Here’s the Average Canadian RRSP at Age 55

Here are three key things to note about the average Canadian’s RRSP balance at age 55, and what to do with this information.

Key Points
  • As of early 2026, the average Canadian RRSP balance at age 55 is approximately $180,000, with a median closer to $120,000, indicating many fall short of recommended savings levels.
  • Financial planners suggest aiming for 4-6 times one’s salary in retirement savings by age 55; thus, increasing contributions and leveraging compound interest are crucial actions to bridge the gap.

If you’re 55 and wondering how your Registered Retirement Savings Plan (RRSP) stacks up, let’s cut through the noise with the latest data.

Right now, in early 2026, the average Canadian RRSP balance at age 55 sits roughly around $180,000. That’s the mean figure pulled from recent StatsCan-linked reports and financial surveys. Of course, an average number can get swayed by some rather large balances among the wealthiest Canadians, which bring this number down materially.

By just how much, you might ask? Well, the median is closer to $120,000 according to most surveys, and that includes a mix of both RRSP and pensions, which can account for a significant chunk of future passive income in retirement.

Let’s dive into what this number probably should be, and what Canadian investors can do to catch up.

Retirees sip their morning coffee outside.

Source: Getty Images

What should the number actually be?

A number of leading financial planners, like those at Fidelity and Ratehub, suggest investors at age 55 put around four to six times their salary away in retirement accounts. So, for those with a household income of around $150,000 per year at age 55 (incomes tend to rise throughout one’s career), that might mean having between $600,000 and $900,000 saved by this age is a good starting point.

Thus, even using a $100,000 figure, that lower end of the spectrum (would work out to around $400,000 at the lower end) is still far off from where the average Canadian is at right now.

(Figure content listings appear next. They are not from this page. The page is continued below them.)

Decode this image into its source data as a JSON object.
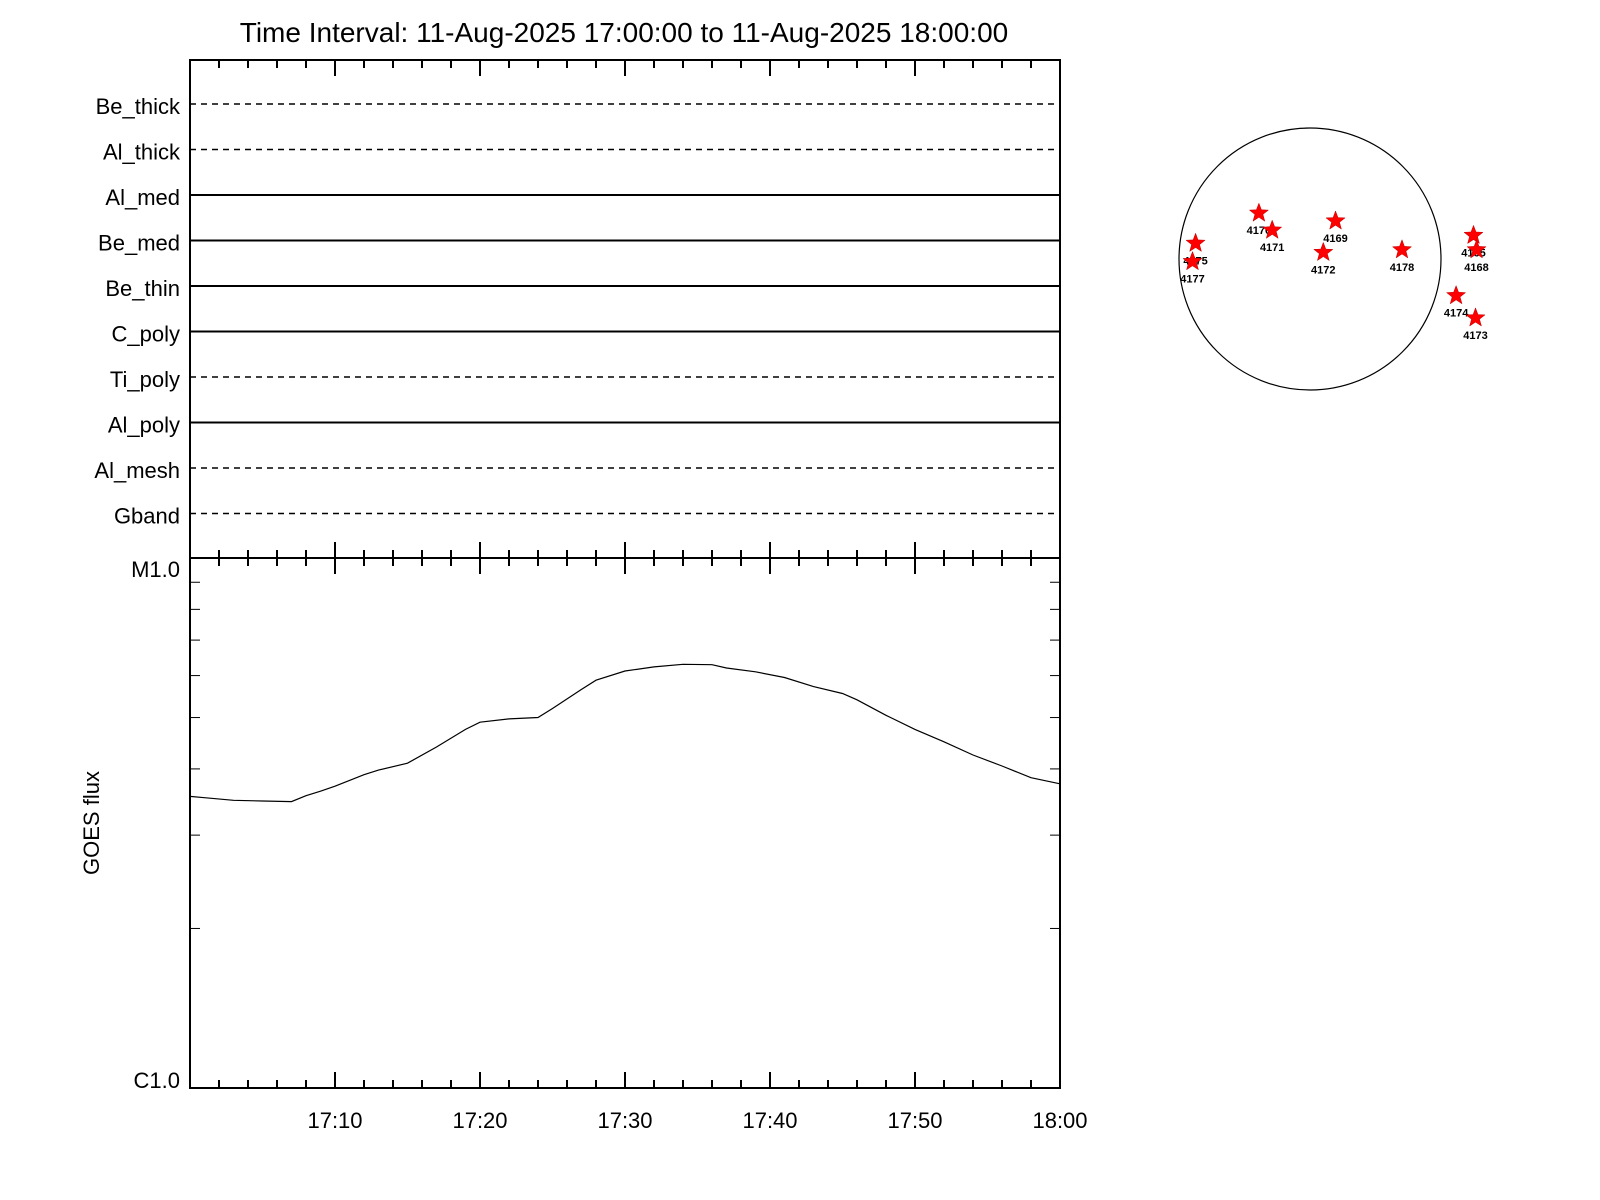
{
  "chart_data": [
    {
      "type": "line",
      "title": "Time Interval: 11-Aug-2025 17:00:00 to 11-Aug-2025 18:00:00",
      "panel": "filter-states",
      "filters": [
        {
          "name": "Be_thick",
          "style": "dashed"
        },
        {
          "name": "Al_thick",
          "style": "dashed"
        },
        {
          "name": "Al_med",
          "style": "solid"
        },
        {
          "name": "Be_med",
          "style": "solid"
        },
        {
          "name": "Be_thin",
          "style": "solid"
        },
        {
          "name": "C_poly",
          "style": "solid"
        },
        {
          "name": "Ti_poly",
          "style": "dashed"
        },
        {
          "name": "Al_poly",
          "style": "solid"
        },
        {
          "name": "Al_mesh",
          "style": "dashed"
        },
        {
          "name": "Gband",
          "style": "dashed"
        }
      ]
    },
    {
      "type": "line",
      "panel": "goes-flux",
      "ylabel": "GOES flux",
      "yscale": "log",
      "ylim": [
        1e-06,
        1e-05
      ],
      "ytick_labels": [
        "M1.0",
        "C1.0"
      ],
      "xlim_minutes": [
        0,
        60
      ],
      "xtick_labels": [
        "17:10",
        "17:20",
        "17:30",
        "17:40",
        "17:50",
        "18:00"
      ],
      "xtick_minutes": [
        10,
        20,
        30,
        40,
        50,
        60
      ],
      "grid": false,
      "series": [
        {
          "x_minutes": [
            0,
            1,
            3,
            5,
            7,
            8,
            9,
            10,
            12,
            13,
            15,
            17,
            19,
            20,
            22,
            24,
            25,
            27,
            28,
            30,
            32,
            34,
            36,
            37,
            39,
            41,
            43,
            45,
            46,
            48,
            50,
            52,
            54,
            56,
            58,
            60
          ],
          "y": [
            3.55e-06,
            3.53e-06,
            3.49e-06,
            3.48e-06,
            3.47e-06,
            3.56e-06,
            3.63e-06,
            3.71e-06,
            3.9e-06,
            3.98e-06,
            4.1e-06,
            4.4e-06,
            4.75e-06,
            4.9e-06,
            4.97e-06,
            5e-06,
            5.2e-06,
            5.65e-06,
            5.88e-06,
            6.12e-06,
            6.23e-06,
            6.3e-06,
            6.29e-06,
            6.2e-06,
            6.1e-06,
            5.95e-06,
            5.72e-06,
            5.55e-06,
            5.4e-06,
            5.05e-06,
            4.75e-06,
            4.5e-06,
            4.25e-06,
            4.05e-06,
            3.85e-06,
            3.75e-06
          ]
        }
      ]
    },
    {
      "type": "scatter",
      "panel": "solar-disk",
      "marker_color": "#ff0000",
      "points": [
        {
          "label": "4176",
          "x": -0.5,
          "y": 0.35
        },
        {
          "label": "4171",
          "x": -0.37,
          "y": 0.22
        },
        {
          "label": "4169",
          "x": 0.25,
          "y": 0.29
        },
        {
          "label": "4175",
          "x": -1.12,
          "y": 0.12
        },
        {
          "label": "4177",
          "x": -1.15,
          "y": -0.02
        },
        {
          "label": "4172",
          "x": 0.13,
          "y": 0.05
        },
        {
          "label": "4178",
          "x": 0.9,
          "y": 0.07
        },
        {
          "label": "4165",
          "x": 1.6,
          "y": 0.18
        },
        {
          "label": "4168",
          "x": 1.63,
          "y": 0.07
        },
        {
          "label": "4174",
          "x": 1.43,
          "y": -0.28
        },
        {
          "label": "4173",
          "x": 1.62,
          "y": -0.45
        }
      ]
    }
  ]
}
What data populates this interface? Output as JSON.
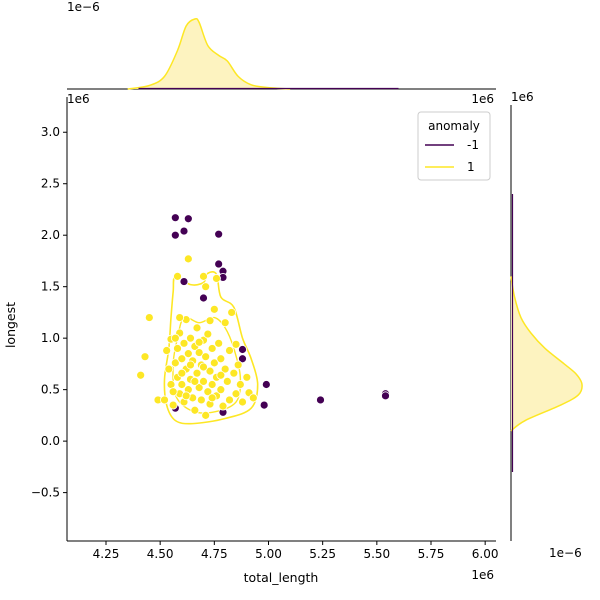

I’m of the view that a conservative 4-5% withdrawal rate should be used in retirement. Thus, for those who won’t expect large Canada Pension Plan or Guaranteed Income Supplement payments in retirement, having a $1 million balance would allow for around $50,000 a year in additional spending (or around $4,000 a month). For many Canadians, that may be enough. For others, perhaps not enough to bridge the government funding gap.

How to catch up

Now, for the big question: how should those approaching retirement think about catching up and getting “on the right path,” so to speak? Of course, most will point to raising one’s contributions immediately, and that’s a big piece of the puzzle, for sure.

That said, it’s worth pointing out that those aged 55 do have time on their side. There are about 16 years between this age and the age when investors are required to make RRSP withdrawals (71). By being able to max out one’s limit each year (roughly 18% of earned income, up to a little more than $33k per year), there’s certainly the potential to see these dollars grow, particularly if this bull market continues.

Of course, having some dry powder set aside in cash or cash-like instruments can help weather any near-term volatility, which can become a bigger problem for those inching toward retirement. But by staying invested and allowing compound interest to do its thing, that’s key to most long-term retirees’ success.